6 L’ouvrage achève enfin de convaincre, à la suite des travaux fondateurs de Jean Bouvier, d’Alain Plessis (sous le patronage duquel est placé l’ouvrage) ou d’Hubert Bonin (ici contributeur) de l’importance qu’il convient d’accorder à la banque dans une histoire sociale de la France contemporaine. Olivier Feiertag rappelle ainsi que le mouvement de bancarisation, sur lequel il se penche, constitue incontestablement un enjeu important de l’histoire sociale du temps présent. Mais ce phénomène ne doit pas être dissocié de ceux qui sont évoqués tout au long de l’ouvrage, puisque l’achèvement tardif (dans les années 1970) de ce mouvement de bancarisation est à mettre en relation avec la lente acceptation sociale d’une économie d’endettement.
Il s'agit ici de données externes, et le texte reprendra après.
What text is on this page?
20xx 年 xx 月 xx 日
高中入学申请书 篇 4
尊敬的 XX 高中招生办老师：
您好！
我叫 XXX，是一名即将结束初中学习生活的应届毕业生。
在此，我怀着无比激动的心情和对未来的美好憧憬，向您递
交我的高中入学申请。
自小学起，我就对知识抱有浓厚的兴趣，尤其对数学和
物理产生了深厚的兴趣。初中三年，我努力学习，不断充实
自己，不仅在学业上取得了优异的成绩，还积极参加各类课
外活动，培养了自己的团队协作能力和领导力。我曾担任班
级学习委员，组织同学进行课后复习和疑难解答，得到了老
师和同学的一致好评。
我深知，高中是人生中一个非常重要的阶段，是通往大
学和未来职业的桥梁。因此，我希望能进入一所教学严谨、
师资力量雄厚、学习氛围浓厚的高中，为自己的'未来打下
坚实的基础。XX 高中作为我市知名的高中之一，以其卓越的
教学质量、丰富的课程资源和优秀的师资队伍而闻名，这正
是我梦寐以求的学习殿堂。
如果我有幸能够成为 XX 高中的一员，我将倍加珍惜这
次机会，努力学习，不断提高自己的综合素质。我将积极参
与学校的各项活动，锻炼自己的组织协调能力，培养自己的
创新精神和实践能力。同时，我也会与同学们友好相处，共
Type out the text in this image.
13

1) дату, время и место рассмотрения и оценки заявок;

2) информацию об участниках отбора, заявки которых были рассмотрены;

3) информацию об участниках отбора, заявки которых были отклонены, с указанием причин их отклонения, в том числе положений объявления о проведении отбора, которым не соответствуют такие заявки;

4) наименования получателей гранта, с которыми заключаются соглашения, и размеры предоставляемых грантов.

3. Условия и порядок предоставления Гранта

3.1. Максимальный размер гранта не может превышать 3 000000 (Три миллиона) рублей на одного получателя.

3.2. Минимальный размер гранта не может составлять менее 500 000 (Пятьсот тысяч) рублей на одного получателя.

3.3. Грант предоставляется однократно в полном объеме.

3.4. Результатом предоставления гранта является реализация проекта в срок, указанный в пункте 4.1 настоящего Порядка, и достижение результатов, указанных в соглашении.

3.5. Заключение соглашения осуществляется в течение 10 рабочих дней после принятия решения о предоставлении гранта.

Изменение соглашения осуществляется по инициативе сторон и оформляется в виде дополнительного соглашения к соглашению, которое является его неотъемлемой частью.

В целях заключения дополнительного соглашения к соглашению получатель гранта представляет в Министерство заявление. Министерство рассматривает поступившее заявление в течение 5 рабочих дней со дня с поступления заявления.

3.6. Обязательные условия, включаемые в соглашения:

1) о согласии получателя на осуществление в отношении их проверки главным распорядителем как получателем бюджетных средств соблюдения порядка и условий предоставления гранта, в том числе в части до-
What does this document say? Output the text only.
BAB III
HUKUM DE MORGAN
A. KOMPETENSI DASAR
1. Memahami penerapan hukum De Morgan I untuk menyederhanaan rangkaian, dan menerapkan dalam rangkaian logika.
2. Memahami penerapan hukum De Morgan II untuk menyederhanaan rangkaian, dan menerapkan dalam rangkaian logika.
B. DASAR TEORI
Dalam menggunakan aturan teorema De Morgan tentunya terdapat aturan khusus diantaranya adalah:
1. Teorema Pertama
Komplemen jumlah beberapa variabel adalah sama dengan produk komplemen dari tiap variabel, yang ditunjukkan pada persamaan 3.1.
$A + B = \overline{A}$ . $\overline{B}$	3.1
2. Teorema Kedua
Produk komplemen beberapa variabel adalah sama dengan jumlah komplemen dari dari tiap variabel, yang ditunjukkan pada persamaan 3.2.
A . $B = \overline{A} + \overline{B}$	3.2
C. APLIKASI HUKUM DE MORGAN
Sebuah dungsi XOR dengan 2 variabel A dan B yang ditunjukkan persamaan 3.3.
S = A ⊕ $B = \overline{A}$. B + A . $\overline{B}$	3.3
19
7 La place manque pour évoquer toutes les contributions : la mise en place des conventions collectives, la circulation de l’argent dans les mouvements de Résistance, le rôle politique des chambres régionales des comptes, autant d’enquêtes qui confirment bien que, parce que l’argent est bien un objet « protéiforme », comme il est précisé dans l’introduction, l’abandonner à la seule histoire strictement quantitative reviendrait à se priver d’éclairages essentiels sur l’histoire politique, sociale et culturelle contemporaine.